Long-term survival in TARP syndrome and confirmation of RBM10 as the disease-causing gene.

TARP syndrome, comprising Talipes equinovarus, atrial septal defect (ASD), Robin sequence (micrognathia, glossoptosis, and cleft palate), and persistence of the left superior vena cava, is an X-linked condition with pre- or postnatal lethality in affected males.
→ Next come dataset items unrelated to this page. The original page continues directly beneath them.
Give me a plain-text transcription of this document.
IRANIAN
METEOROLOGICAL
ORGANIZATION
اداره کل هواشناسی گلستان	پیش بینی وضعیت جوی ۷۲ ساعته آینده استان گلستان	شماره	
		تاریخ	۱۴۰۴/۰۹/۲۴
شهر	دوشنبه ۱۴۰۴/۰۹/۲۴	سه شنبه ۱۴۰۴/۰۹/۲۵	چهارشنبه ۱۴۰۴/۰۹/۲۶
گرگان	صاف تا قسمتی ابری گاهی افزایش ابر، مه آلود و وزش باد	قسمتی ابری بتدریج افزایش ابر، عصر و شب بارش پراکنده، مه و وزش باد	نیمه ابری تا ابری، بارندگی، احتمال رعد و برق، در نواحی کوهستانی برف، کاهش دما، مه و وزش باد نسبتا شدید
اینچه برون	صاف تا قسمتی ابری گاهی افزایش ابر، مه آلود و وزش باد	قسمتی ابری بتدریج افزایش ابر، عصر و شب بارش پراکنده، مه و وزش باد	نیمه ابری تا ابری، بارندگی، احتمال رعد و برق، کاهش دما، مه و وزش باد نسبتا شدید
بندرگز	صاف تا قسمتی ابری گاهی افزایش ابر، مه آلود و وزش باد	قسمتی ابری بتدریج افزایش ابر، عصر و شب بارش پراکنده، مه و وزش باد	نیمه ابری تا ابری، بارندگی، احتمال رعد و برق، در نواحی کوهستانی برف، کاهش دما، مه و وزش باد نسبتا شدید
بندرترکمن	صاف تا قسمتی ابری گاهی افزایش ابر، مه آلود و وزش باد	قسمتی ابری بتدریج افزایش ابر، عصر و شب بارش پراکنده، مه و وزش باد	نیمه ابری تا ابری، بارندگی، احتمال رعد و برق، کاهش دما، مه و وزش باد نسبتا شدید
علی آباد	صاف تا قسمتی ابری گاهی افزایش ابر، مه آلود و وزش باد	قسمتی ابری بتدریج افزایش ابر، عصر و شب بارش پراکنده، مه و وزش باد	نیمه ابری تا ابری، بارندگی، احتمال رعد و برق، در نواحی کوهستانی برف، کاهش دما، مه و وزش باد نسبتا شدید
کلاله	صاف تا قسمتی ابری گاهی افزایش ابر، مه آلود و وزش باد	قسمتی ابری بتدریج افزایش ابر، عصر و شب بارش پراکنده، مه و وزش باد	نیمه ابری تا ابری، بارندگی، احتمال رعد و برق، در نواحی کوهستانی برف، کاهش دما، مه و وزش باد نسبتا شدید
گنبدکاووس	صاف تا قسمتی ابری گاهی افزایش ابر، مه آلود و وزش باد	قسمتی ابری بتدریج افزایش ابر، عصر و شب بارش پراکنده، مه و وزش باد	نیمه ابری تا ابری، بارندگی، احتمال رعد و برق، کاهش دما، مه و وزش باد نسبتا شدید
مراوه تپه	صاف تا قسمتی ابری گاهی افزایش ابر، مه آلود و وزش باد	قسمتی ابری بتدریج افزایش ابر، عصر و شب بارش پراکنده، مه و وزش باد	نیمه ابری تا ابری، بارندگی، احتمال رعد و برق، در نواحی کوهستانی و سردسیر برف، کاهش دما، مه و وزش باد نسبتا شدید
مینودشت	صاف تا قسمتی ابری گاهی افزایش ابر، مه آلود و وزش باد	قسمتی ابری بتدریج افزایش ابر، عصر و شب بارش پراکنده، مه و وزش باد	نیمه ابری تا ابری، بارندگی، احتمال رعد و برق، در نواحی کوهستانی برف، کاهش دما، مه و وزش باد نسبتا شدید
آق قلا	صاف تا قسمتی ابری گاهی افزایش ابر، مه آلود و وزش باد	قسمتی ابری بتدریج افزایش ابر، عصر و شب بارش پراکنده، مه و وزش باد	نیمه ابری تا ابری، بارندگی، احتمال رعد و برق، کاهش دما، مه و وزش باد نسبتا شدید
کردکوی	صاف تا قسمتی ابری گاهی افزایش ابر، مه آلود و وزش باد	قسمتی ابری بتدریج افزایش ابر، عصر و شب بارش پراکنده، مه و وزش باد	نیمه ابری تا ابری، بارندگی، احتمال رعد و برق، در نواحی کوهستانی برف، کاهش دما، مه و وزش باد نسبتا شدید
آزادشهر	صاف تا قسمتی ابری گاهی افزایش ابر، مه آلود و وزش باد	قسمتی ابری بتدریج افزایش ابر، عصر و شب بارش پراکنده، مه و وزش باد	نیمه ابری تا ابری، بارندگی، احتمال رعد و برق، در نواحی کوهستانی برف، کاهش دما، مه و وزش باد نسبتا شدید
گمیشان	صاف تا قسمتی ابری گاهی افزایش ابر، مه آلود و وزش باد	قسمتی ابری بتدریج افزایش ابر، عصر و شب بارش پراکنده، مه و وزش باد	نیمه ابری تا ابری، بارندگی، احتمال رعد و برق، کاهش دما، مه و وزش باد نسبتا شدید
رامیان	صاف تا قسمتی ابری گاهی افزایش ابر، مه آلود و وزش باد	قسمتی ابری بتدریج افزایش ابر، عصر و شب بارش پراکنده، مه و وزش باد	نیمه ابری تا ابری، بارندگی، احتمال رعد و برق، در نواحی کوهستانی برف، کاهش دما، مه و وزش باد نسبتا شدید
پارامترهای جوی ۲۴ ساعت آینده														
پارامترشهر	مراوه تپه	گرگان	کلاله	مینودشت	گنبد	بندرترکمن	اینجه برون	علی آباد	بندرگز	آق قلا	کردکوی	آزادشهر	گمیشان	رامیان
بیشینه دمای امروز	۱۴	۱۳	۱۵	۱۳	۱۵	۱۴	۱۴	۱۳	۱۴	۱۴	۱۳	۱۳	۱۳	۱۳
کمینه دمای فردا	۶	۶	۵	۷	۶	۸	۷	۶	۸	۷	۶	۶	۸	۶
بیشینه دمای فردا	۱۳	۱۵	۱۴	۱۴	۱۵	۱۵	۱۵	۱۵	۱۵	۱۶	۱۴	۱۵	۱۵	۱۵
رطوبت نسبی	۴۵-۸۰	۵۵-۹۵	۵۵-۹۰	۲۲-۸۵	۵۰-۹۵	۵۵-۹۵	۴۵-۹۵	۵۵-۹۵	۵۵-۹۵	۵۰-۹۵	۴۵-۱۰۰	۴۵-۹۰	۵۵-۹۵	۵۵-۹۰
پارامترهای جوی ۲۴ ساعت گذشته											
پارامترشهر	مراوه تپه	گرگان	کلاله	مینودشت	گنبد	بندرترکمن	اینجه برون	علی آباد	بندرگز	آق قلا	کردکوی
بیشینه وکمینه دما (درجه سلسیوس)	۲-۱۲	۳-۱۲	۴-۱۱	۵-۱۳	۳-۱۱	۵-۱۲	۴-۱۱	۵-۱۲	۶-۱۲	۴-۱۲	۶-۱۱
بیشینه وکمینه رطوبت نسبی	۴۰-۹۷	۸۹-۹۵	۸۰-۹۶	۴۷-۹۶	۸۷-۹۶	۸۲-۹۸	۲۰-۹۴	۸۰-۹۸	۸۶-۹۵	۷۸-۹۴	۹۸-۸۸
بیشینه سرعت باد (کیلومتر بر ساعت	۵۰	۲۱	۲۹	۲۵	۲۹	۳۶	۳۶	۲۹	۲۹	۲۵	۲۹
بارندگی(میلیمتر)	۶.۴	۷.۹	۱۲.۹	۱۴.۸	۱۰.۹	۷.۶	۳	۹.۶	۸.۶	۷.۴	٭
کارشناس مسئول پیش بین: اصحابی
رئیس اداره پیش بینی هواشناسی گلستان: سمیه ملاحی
Based on linkage studies and massively parallel sequencing of X-chromosome exons in two families, the disease-causing gene was identified as RBM10. We identified a maternally inherited frameshift mutation in an unrelated patient, confirming RBM10 as the disease gene. This is the first reported individual with TARP syndrome who survived past early infancy, thus expanding the phenotypic spectrum of this disorder. In addition to the characteristic cleft palate, ASD, and persistent superior vena cava, he had low-set and posteriorly angulated ears, upslanting palpebral fissures, cryptorchidism, and structural brain abnormalities including partial agenesis of the corpus callosum, dysplastic enlarged caudate, and cerebellar hypoplasia with megacisterna magna. Preterm delivery, suspected pulmonary hypoplasia, and pulmonary hypertension resulted in chronic lung disease. At the age of 3(7)/(12) years, he remained ventilator-dependent at night, and he was fed exclusively through a gastro-jejunal tube. Sensorineural hearing loss required a hearing aid. Optic atrophy and cortical visual impairment were noted. He was unable to sit independently, was non-communicative and he had severe intellectual disability. Atrial flutter required recurrent ablation of intra-atrial re-entry pathways. The mother's heterozygosity for the RBM10 mutation underscored the importance of accurate diagnosis and counseling for TARP syndrome.